In just about any movie where the protagonist is a teacher you can usually count on a classroom scene in which the movie’s themes and conflicts are announced. It’s surprising actually how often the convention works. It’s a way of playing fair with the audience and certainly preferable to having the characters make similar announcements in the thick of a heated climax. Early in Knowing astrophysicist and MIT prof John Koestler (Nicolas Cage) engages his students in a conversation about determinism, randomness and purpose. Koestler’s a man of science, the errant son of a pastor, and a still grief-stricken widower. For him, “shit just happens.” And if there’s one thing you can say about Knowing, it’s that a lot of massively cataclysmic shit happens.
Call it disaster porn. Through a series of coincidences that are surely more than just coincidences Koestler gets his hands on a paper covered in numbers that’s been buried underground for 50 years, its author a creepy little girl who’s since grown up and died. During a drunken math binge Koestler unravels the document’s hidden code, which prophesizes a series of wickedly fatal disasters, most of which have already come to pass—but there’s still three left! Can Koestler, recklessly/stupidly throwing himself into the eye of the hurricane, prevent these catastrophic events? The little girl got all the other ones right, so hey, you do the math. But you may want to cover your eyes when the screaming crowds being crushed to pulp or the burning bodies stumble about begging for mercy. Some of this shit will give you nightmares.

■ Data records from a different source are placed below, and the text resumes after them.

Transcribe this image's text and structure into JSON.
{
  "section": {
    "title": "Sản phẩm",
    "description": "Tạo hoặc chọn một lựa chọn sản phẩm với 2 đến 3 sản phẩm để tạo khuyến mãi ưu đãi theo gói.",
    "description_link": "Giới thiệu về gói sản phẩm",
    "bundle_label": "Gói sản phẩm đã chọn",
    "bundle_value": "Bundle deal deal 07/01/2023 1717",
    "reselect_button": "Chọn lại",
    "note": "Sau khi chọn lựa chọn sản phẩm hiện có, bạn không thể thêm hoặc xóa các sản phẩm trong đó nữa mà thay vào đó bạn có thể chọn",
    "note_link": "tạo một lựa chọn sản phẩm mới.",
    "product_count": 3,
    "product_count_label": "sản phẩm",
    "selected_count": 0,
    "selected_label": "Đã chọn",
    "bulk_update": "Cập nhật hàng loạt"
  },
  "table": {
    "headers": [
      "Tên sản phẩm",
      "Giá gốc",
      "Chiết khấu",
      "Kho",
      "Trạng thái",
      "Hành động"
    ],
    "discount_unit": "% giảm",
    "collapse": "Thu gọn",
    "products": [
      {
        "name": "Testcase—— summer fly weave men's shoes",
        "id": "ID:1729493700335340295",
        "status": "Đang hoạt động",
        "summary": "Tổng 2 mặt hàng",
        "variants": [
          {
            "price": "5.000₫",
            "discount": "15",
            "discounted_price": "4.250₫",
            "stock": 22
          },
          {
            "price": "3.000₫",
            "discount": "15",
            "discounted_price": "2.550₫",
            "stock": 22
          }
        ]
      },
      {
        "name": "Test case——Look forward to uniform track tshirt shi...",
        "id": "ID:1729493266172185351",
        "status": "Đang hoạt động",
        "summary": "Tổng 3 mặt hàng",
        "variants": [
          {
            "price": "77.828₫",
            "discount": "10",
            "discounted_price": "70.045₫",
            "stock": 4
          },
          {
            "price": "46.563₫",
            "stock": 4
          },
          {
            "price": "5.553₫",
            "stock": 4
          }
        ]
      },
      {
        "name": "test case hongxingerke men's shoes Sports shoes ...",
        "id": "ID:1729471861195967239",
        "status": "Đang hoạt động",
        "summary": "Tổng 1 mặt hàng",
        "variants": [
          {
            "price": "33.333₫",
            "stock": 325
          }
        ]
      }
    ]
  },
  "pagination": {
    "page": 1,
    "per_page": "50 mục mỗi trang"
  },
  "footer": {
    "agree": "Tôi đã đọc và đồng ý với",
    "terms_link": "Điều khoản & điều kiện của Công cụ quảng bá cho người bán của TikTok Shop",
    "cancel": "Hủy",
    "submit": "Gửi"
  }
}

For better or for worse, Alex Proyas, who helmed cult favourite Dark City, fully commits to the material, which means balancing Koestler’s personal revelation and Cage’s odd, sleepy breed of hysteria with the broader story of global apocalyptic hysteria. If you’re willing to go along with this thing, there’s something genuinely compelling at the base of all this. Loony, half-baked and more than a little friendly to religious nuts and conspiracy theorists alike, but compelling. Of course, there’s also something stupendously silly about numerous key points on which the plot turns: the messages scrawled under a bed, the skinny blonde stalkers in overcoats, the risible final images of some sort of paradise that cry out to be included as outtakes on a DVD for The Fountain. You have to admire Knowing’s willingness to go all the way with its catastrophic equations, yet it arguably could have benefited from a few hints of ambiguity, a little room for doubt. In life and art alike, certainty can be a precarious thing.